What is a Generative AI model doing?
Old school Machine Learning was all about prediction. You’d train a model on a dataset, and use it to predict what’s going to happen when new data enters the fray, like a new day in the stock market or a new image of some corn in your field.
Generative AI is also all about prediction. But instead of predicting a highly scoped, specific thing – like a number, or a yes/no answer – it predicts entire sentences, paragraphs, images, videos, or even audio. It’s trained to generate entire swaths of new data based on your prompts.
So even though the techniques and style have changed quite a bit over the past 5 years, GenAI and old school ML aren’t so far apart; they’re both learning patterns in data, and then using those patterns to do something.
Types of GenAI models
There are a bunch of different types of GenAI models, some of which have been around for a while. You’ve got Generative Adversarial Networks (GANs), where one model creates something and a sister model critiques it. You’ve got Variational Autoencoders (VAEs), which use probability distributions. Then you have Recurrent Neural Networks (RNNs), which is a special type of neural network that predicts sequences of words. There are even more with even longer acronyms.

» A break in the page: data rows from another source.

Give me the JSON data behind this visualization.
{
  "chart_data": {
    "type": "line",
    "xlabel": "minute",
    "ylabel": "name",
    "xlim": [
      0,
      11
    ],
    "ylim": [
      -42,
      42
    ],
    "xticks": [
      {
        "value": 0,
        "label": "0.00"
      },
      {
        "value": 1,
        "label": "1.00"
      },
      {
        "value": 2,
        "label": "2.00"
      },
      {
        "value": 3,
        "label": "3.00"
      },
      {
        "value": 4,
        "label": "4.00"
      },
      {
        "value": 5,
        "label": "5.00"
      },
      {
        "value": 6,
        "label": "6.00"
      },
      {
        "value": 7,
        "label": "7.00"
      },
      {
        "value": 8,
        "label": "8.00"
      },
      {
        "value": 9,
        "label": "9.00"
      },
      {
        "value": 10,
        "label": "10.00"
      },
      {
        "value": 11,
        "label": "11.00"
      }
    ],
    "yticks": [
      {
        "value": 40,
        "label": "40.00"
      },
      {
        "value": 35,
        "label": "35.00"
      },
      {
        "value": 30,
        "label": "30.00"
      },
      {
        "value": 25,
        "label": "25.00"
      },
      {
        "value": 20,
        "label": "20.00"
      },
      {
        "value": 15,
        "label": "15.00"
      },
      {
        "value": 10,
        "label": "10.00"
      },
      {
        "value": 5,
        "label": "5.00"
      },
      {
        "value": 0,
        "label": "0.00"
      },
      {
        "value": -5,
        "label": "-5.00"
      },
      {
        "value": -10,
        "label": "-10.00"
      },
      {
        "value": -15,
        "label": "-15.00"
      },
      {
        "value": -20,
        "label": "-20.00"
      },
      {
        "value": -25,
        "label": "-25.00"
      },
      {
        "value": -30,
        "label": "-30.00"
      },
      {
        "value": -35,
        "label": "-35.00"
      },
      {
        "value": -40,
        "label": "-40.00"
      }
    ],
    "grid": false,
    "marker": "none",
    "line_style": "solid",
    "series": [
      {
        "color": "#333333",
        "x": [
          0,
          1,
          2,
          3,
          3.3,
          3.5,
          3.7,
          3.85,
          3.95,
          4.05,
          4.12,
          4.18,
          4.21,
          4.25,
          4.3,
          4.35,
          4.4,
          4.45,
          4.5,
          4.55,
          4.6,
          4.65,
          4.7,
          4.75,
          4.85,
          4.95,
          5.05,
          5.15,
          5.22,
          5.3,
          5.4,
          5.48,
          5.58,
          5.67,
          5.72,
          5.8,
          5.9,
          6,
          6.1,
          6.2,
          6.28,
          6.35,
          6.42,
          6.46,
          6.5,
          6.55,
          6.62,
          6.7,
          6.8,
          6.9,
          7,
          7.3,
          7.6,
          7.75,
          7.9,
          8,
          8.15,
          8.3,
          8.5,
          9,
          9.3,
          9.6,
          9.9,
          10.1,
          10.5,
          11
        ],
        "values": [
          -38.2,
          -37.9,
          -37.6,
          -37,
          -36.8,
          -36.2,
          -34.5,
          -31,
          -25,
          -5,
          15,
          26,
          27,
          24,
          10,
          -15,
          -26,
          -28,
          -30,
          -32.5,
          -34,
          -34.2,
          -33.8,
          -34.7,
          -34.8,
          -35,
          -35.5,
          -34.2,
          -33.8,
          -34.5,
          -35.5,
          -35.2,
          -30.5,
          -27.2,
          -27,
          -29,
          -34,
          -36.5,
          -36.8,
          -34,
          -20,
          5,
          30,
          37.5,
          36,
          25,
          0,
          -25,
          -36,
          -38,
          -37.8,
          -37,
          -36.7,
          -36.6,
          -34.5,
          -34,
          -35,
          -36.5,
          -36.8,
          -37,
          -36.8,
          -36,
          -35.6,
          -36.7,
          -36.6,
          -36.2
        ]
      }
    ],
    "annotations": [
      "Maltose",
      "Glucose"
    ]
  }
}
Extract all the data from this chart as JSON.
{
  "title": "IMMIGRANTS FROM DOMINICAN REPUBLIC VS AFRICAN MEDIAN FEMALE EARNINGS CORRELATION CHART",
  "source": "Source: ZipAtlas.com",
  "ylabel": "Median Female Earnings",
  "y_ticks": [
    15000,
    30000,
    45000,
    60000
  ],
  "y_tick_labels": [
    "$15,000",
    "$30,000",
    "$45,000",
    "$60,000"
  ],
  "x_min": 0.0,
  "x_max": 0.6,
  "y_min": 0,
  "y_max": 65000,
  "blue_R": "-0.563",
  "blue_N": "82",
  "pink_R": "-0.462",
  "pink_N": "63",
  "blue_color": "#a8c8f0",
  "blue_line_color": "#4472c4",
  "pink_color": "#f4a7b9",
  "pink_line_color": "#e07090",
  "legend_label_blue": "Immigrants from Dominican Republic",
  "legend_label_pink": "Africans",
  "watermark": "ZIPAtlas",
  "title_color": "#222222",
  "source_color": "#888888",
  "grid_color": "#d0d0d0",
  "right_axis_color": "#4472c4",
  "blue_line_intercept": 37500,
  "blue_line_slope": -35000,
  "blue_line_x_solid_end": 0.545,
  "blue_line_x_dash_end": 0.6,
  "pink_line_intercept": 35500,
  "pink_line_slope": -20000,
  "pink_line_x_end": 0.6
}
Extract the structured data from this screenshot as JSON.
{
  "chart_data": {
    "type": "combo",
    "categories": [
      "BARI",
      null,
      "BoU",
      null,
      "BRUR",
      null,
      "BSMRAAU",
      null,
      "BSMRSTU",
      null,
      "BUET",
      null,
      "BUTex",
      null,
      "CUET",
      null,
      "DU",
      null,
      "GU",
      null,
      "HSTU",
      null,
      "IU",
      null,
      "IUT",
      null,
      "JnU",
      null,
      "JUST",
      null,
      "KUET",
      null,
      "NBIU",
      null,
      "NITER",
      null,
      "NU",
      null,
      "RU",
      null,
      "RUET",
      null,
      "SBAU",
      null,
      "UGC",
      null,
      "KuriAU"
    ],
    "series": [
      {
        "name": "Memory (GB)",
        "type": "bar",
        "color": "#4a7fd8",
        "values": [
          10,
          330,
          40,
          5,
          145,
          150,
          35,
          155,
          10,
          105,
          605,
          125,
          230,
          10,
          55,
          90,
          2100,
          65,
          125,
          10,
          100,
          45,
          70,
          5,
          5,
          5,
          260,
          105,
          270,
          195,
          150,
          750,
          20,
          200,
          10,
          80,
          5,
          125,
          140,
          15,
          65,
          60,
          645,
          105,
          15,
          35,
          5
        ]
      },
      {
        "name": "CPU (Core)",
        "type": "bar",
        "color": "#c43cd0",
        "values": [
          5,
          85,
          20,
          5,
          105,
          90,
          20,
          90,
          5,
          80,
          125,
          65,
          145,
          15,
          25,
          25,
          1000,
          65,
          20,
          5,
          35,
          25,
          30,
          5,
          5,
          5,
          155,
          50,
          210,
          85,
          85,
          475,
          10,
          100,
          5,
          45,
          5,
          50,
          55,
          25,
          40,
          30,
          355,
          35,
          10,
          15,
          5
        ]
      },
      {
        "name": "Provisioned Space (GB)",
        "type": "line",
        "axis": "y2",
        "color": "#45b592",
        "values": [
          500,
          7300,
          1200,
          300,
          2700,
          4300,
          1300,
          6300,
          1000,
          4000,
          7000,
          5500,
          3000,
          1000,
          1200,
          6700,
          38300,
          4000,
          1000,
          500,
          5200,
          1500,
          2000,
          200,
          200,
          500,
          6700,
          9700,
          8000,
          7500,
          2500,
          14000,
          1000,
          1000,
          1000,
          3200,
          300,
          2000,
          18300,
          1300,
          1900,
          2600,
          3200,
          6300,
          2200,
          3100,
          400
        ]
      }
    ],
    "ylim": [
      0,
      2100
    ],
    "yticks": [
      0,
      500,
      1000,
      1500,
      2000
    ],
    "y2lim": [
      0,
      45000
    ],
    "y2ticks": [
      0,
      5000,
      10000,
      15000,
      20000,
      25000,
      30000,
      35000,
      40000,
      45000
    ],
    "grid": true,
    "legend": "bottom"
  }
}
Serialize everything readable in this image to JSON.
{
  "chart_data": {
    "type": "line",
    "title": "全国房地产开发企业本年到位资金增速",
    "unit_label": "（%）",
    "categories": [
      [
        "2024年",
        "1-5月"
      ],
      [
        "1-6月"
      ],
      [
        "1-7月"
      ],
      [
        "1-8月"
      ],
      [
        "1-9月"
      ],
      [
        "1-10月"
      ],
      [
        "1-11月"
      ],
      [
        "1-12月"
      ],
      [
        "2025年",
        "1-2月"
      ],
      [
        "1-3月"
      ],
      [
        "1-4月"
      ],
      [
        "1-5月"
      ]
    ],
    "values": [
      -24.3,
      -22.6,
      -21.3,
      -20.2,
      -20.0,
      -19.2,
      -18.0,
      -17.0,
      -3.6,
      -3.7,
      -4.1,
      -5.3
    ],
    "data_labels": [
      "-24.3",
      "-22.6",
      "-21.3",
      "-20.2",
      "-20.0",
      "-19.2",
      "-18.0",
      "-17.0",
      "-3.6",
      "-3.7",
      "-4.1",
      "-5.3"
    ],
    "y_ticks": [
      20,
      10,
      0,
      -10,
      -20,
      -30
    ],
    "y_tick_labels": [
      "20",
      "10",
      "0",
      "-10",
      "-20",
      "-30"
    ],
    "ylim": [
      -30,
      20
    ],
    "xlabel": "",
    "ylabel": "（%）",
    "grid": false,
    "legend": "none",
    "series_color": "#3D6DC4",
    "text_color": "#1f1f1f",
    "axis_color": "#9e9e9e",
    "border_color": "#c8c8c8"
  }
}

But most of the advances over the past few years have come from two specific types of GenAI models:
- Transformers – mostly for text generation
- Diffusion models – mostly for image and video generation
Like any software system, each has things that it’s good at and things that it’s less good at. Let’s run through each type of model, where they came from, and how they work. In practice, many state of the art models today are using some combination of both.